The Last Thirty Days
Just a few days ago, I started photographing B Merwan and Co, an Irani café that has been a part of the Bombay story for the past hundred years. Established in 1914, Merwan’s, most loved for its mythical mava cake, is due to shut down on the last day of March. I don’t know what the date is today, this day that you are reading this. If the calendar has struck April, it may have happened already. Or maybe it is happening right now. That last bit of cake. That final cup of chai.
The thought of photographing the last thirty days and sharing each visual memory was something I did not decide. It decided itself. It is like going through a separation, that feeling of impending doom, that need to remember each bit. You know you are in love with her, crazily so, but at the same time, you are silently voicing a countdown to goodbye. My friend Kashish and I went about building a Facebook page called Tales from Merwan’s. In telling the tale was its own tale. But that is the problem, that problem with photography. You shoot a picture with the intent to capture something.
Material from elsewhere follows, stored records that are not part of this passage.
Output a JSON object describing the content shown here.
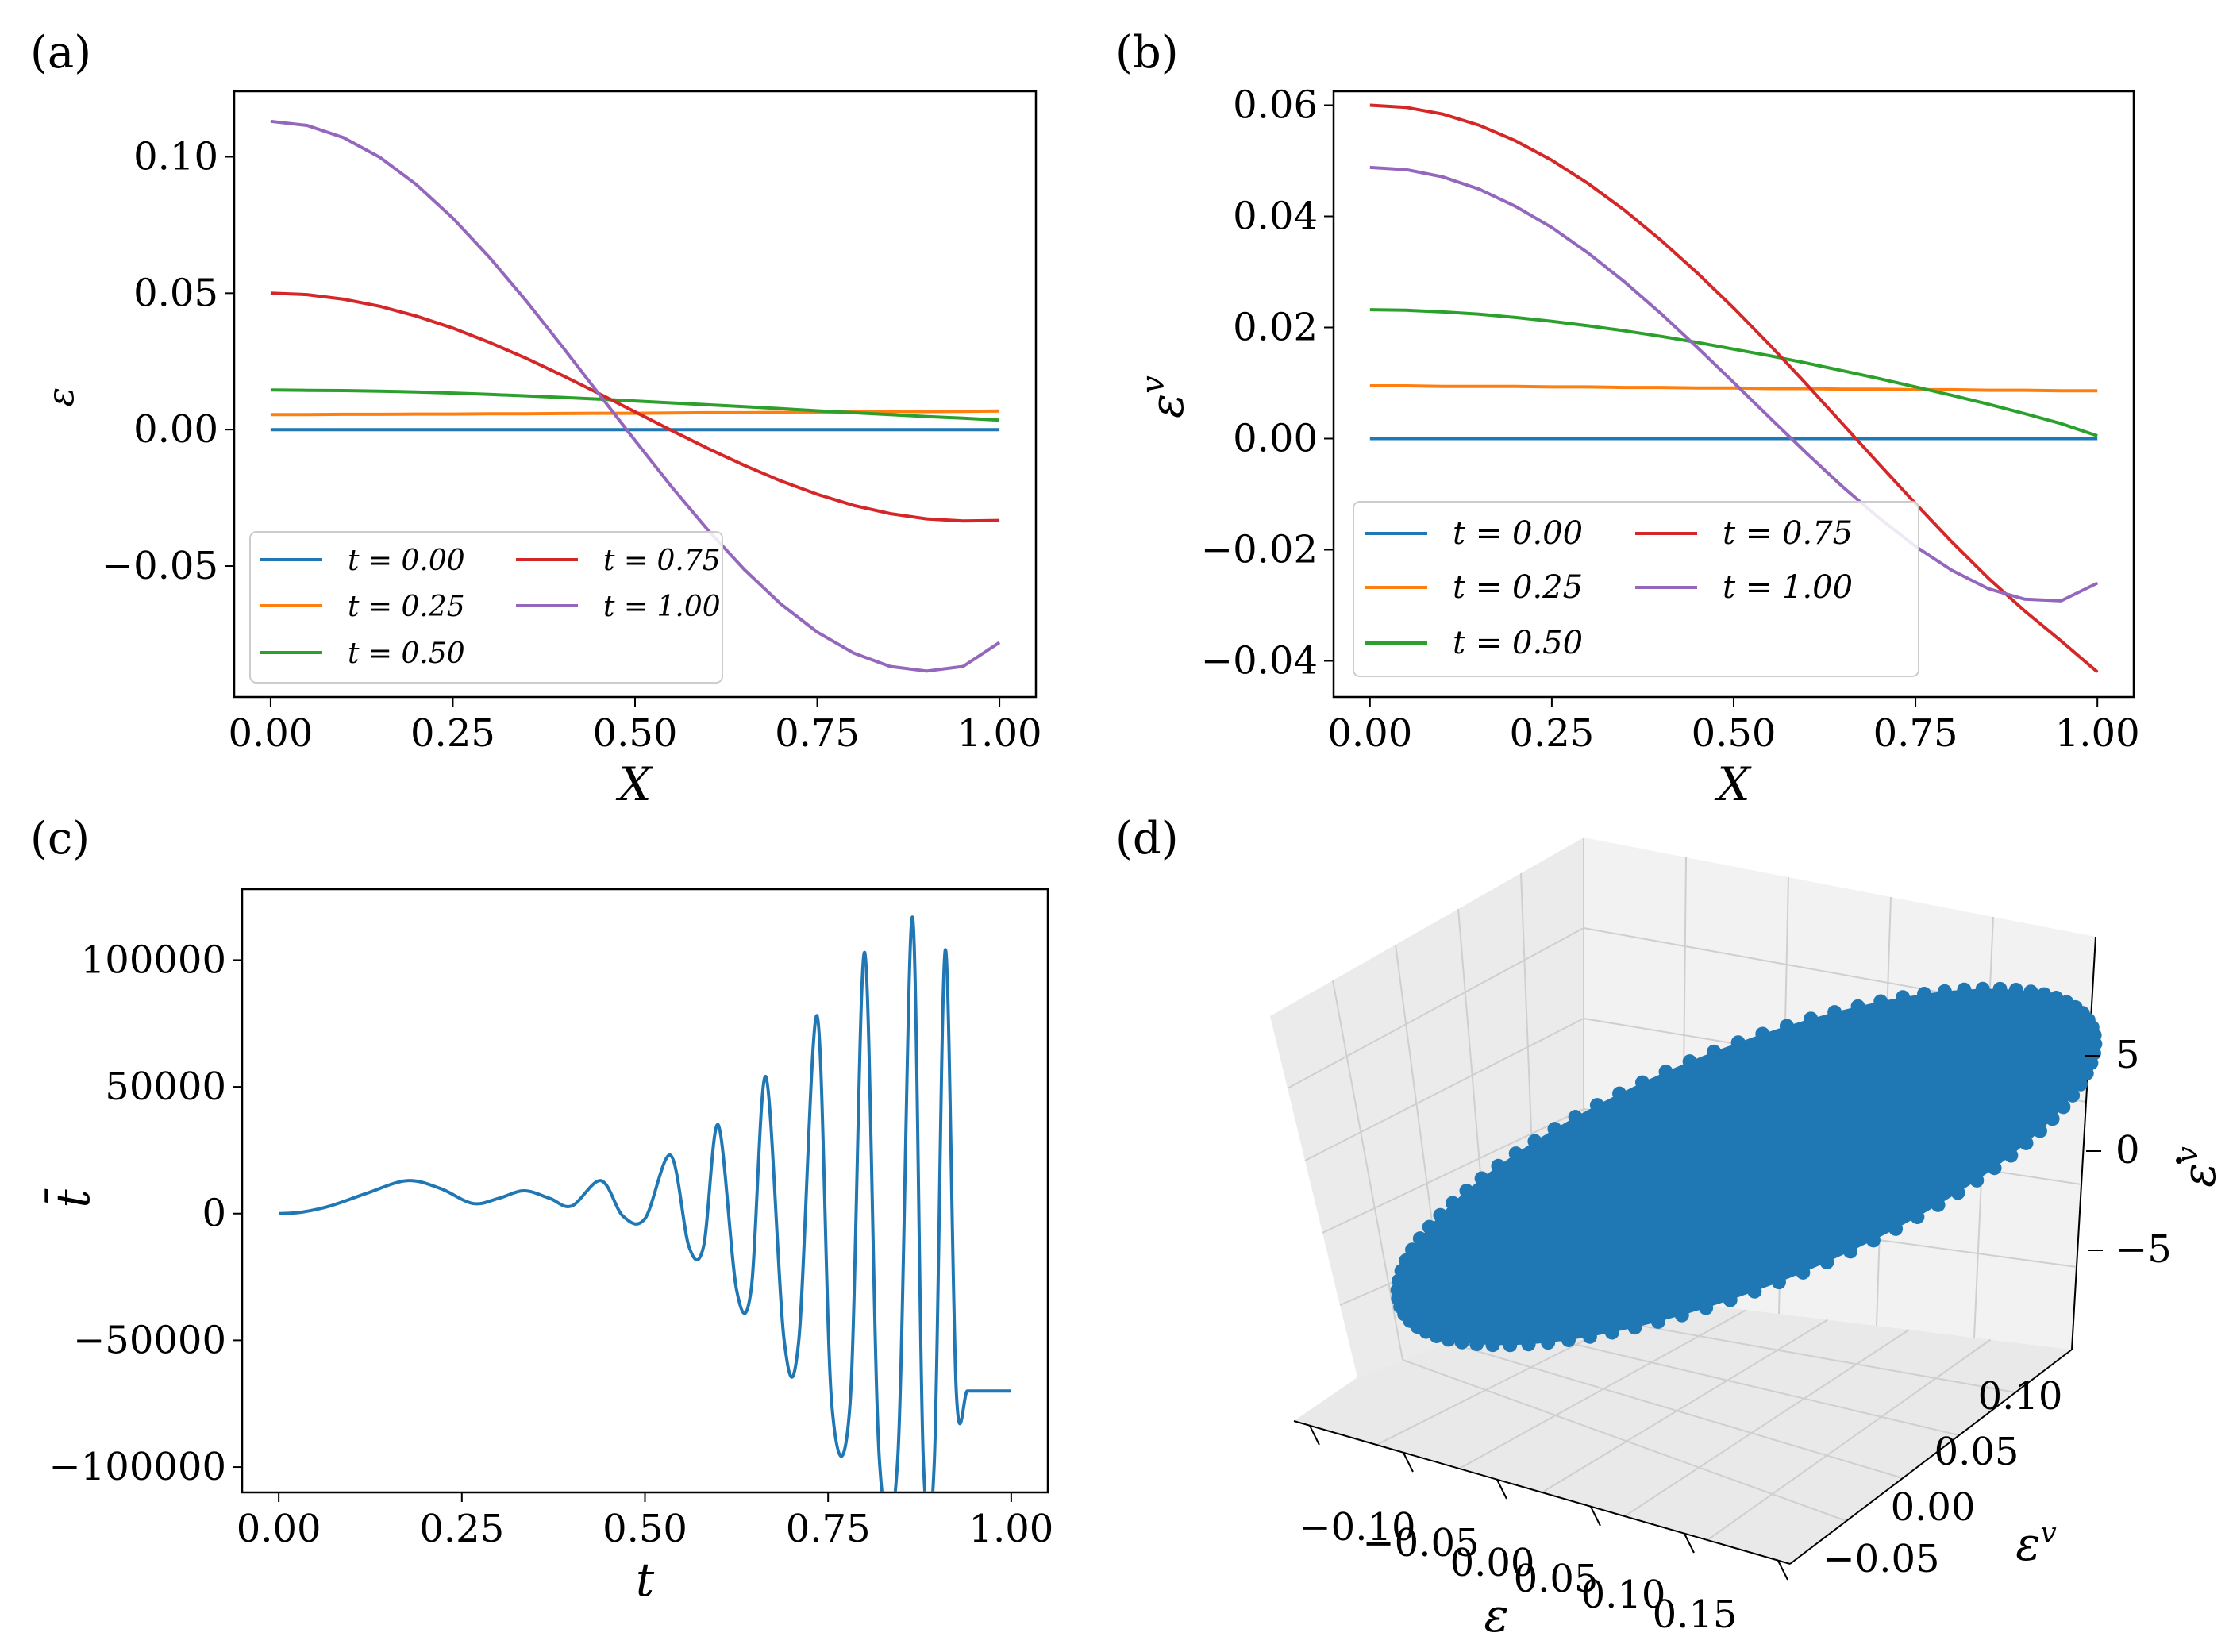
{
  "panels": {
    "a": {
      "label": "(a)",
      "type": "line",
      "xlabel": "X",
      "ylabel": "ε",
      "xlim": [
        -0.05,
        1.05
      ],
      "ylim": [
        -0.098,
        0.124
      ],
      "xticks": [
        0.0,
        0.25,
        0.5,
        0.75,
        1.0
      ],
      "xtick_labels": [
        "0.00",
        "0.25",
        "0.50",
        "0.75",
        "1.00"
      ],
      "yticks": [
        0.1,
        0.05,
        0.0,
        -0.05
      ],
      "ytick_labels": [
        "0.10",
        "0.05",
        "0.00",
        "−0.05"
      ],
      "legend_labels": [
        "t = 0.00",
        "t = 0.25",
        "t = 0.50",
        "t = 0.75",
        "t = 1.00"
      ],
      "series": [
        {
          "name": "t = 0.00",
          "color": "#1f77b4",
          "values": [
            0,
            0,
            0,
            0,
            0,
            0,
            0,
            0,
            0,
            0,
            0,
            0,
            0,
            0,
            0,
            0,
            0,
            0,
            0,
            0,
            0
          ]
        },
        {
          "name": "t = 0.25",
          "color": "#ff7f0e",
          "values": [
            0.0055,
            0.0055,
            0.0056,
            0.0056,
            0.0057,
            0.0057,
            0.0058,
            0.0058,
            0.0059,
            0.006,
            0.006,
            0.0061,
            0.0062,
            0.0062,
            0.0063,
            0.0064,
            0.0065,
            0.0066,
            0.0066,
            0.0067,
            0.0068
          ]
        },
        {
          "name": "t = 0.50",
          "color": "#2ca02c",
          "values": [
            0.0145,
            0.0144,
            0.0143,
            0.0141,
            0.0138,
            0.0134,
            0.0129,
            0.0124,
            0.0118,
            0.0112,
            0.0105,
            0.0098,
            0.0091,
            0.0084,
            0.0077,
            0.0069,
            0.0062,
            0.0055,
            0.0048,
            0.0042,
            0.0035
          ]
        },
        {
          "name": "t = 0.75",
          "color": "#d62728",
          "values": [
            0.05,
            0.0495,
            0.0478,
            0.0452,
            0.0416,
            0.0372,
            0.032,
            0.0262,
            0.0199,
            0.0133,
            0.0065,
            -0.0003,
            -0.0069,
            -0.0131,
            -0.0188,
            -0.0237,
            -0.0278,
            -0.0308,
            -0.0327,
            -0.0335,
            -0.0333
          ]
        },
        {
          "name": "t = 1.00",
          "color": "#9467bd",
          "values": [
            0.113,
            0.1115,
            0.107,
            0.0998,
            0.0898,
            0.0775,
            0.0632,
            0.0474,
            0.0305,
            0.0132,
            -0.004,
            -0.0209,
            -0.0368,
            -0.0513,
            -0.0639,
            -0.0742,
            -0.0819,
            -0.0868,
            -0.0885,
            -0.0868,
            -0.078
          ]
        }
      ]
    },
    "b": {
      "label": "(b)",
      "type": "line",
      "xlabel": "X",
      "ylabel": "εv",
      "ylabel_base": "ε",
      "ylabel_sup": "v",
      "xlim": [
        -0.05,
        1.05
      ],
      "ylim": [
        -0.0465,
        0.0625
      ],
      "xticks": [
        0.0,
        0.25,
        0.5,
        0.75,
        1.0
      ],
      "xtick_labels": [
        "0.00",
        "0.25",
        "0.50",
        "0.75",
        "1.00"
      ],
      "yticks": [
        0.06,
        0.04,
        0.02,
        0.0,
        -0.02,
        -0.04
      ],
      "ytick_labels": [
        "0.06",
        "0.04",
        "0.02",
        "0.00",
        "−0.02",
        "−0.04"
      ],
      "legend_labels": [
        "t = 0.00",
        "t = 0.25",
        "t = 0.50",
        "t = 0.75",
        "t = 1.00"
      ],
      "series": [
        {
          "name": "t = 0.00",
          "color": "#1f77b4",
          "values": [
            0,
            0,
            0,
            0,
            0,
            0,
            0,
            0,
            0,
            0,
            0,
            0,
            0,
            0,
            0,
            0,
            0,
            0,
            0,
            0,
            0
          ]
        },
        {
          "name": "t = 0.25",
          "color": "#ff7f0e",
          "values": [
            0.0095,
            0.0095,
            0.0094,
            0.0094,
            0.0094,
            0.0093,
            0.0093,
            0.0092,
            0.0092,
            0.0091,
            0.0091,
            0.009,
            0.009,
            0.0089,
            0.0089,
            0.0088,
            0.0088,
            0.0087,
            0.0087,
            0.0086,
            0.0086
          ]
        },
        {
          "name": "t = 0.50",
          "color": "#2ca02c",
          "values": [
            0.0232,
            0.0231,
            0.0228,
            0.0224,
            0.0218,
            0.0211,
            0.0203,
            0.0194,
            0.0184,
            0.0173,
            0.0161,
            0.0149,
            0.0136,
            0.0122,
            0.0108,
            0.0093,
            0.0078,
            0.0062,
            0.0045,
            0.0027,
            0.0005
          ]
        },
        {
          "name": "t = 0.75",
          "color": "#d62728",
          "values": [
            0.06,
            0.0596,
            0.0584,
            0.0564,
            0.0536,
            0.0501,
            0.0459,
            0.0411,
            0.0357,
            0.0298,
            0.0235,
            0.0168,
            0.0098,
            0.0026,
            -0.0046,
            -0.0117,
            -0.0186,
            -0.0251,
            -0.031,
            -0.0364,
            -0.042
          ]
        },
        {
          "name": "t = 1.00",
          "color": "#9467bd",
          "values": [
            0.0488,
            0.0484,
            0.0471,
            0.0449,
            0.0418,
            0.038,
            0.0334,
            0.0282,
            0.0225,
            0.0164,
            0.0101,
            0.0037,
            -0.0026,
            -0.0087,
            -0.0143,
            -0.0194,
            -0.0237,
            -0.027,
            -0.0289,
            -0.0292,
            -0.026
          ]
        }
      ]
    },
    "c": {
      "label": "(c)",
      "type": "line",
      "xlabel": "t",
      "ylabel": "t̄",
      "ylabel_base": "t",
      "xlim": [
        -0.05,
        1.05
      ],
      "ylim": [
        -110000,
        128000
      ],
      "xticks": [
        0.0,
        0.25,
        0.5,
        0.75,
        1.0
      ],
      "xtick_labels": [
        "0.00",
        "0.25",
        "0.50",
        "0.75",
        "1.00"
      ],
      "yticks": [
        100000,
        50000,
        0,
        -50000,
        -100000
      ],
      "ytick_labels": [
        "100000",
        "50000",
        "0",
        "−50000",
        "−100000"
      ],
      "series": [
        {
          "name": "t̄",
          "color": "#1f77b4",
          "x": [
            0.0,
            0.03,
            0.07,
            0.12,
            0.175,
            0.22,
            0.265,
            0.3,
            0.335,
            0.37,
            0.4,
            0.44,
            0.47,
            0.5,
            0.535,
            0.56,
            0.58,
            0.6,
            0.625,
            0.645,
            0.665,
            0.69,
            0.71,
            0.735,
            0.755,
            0.78,
            0.8,
            0.82,
            0.845,
            0.865,
            0.88,
            0.895,
            0.91,
            0.925,
            0.94,
            0.955,
            0.97,
            0.985,
            1.0
          ],
          "values": [
            0,
            500,
            3000,
            8000,
            13000,
            10000,
            4000,
            6000,
            9000,
            6000,
            3000,
            13000,
            -1000,
            -2000,
            23000,
            -13000,
            -13000,
            35000,
            -30000,
            -30000,
            54000,
            -50000,
            -50000,
            78000,
            -75000,
            -75000,
            103000,
            -97000,
            -97000,
            117000,
            -97000,
            -98000,
            104000,
            -70000,
            -70000,
            -70000,
            -70000,
            -70000,
            -70000
          ]
        }
      ]
    },
    "d": {
      "label": "(d)",
      "type": "scatter3d",
      "xlabel": "ε",
      "ylabel": "εv",
      "zlabel": "ε̇v",
      "x_base": "ε",
      "y_base": "ε",
      "y_sup": "v",
      "z_base": "ε",
      "z_sup": "v",
      "color": "#1f77b4",
      "xticks": [
        -0.1,
        -0.05,
        0.0,
        0.05,
        0.1,
        0.15
      ],
      "xtick_labels": [
        "−0.10",
        "−0.05",
        "0.00",
        "0.05",
        "0.10",
        "0.15"
      ],
      "yticks": [
        -0.05,
        0.0,
        0.05,
        0.1
      ],
      "ytick_labels": [
        "−0.05",
        "0.00",
        "0.05",
        "0.10"
      ],
      "zticks": [
        5,
        0,
        -5
      ],
      "ztick_labels": [
        "5",
        "0",
        "−5"
      ]
    }
  }
}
I don’t even like that word—‘capture’, with all its brutal negativities. The very instant we capture a memory, the captured gets set free. The moment elapses, time shifts a second and what you had lived while making that photograph, goes away. Like clasping sand tightly and seeing time run through our fingers. A photograph is a bit like a breakup, perhaps. And all we wish for is remembrance of photos past.
Perhaps, that is exactly what impermanence needs. It needs a photograph. It needs us to acknowledge it, accept it, and then try to change the way things change.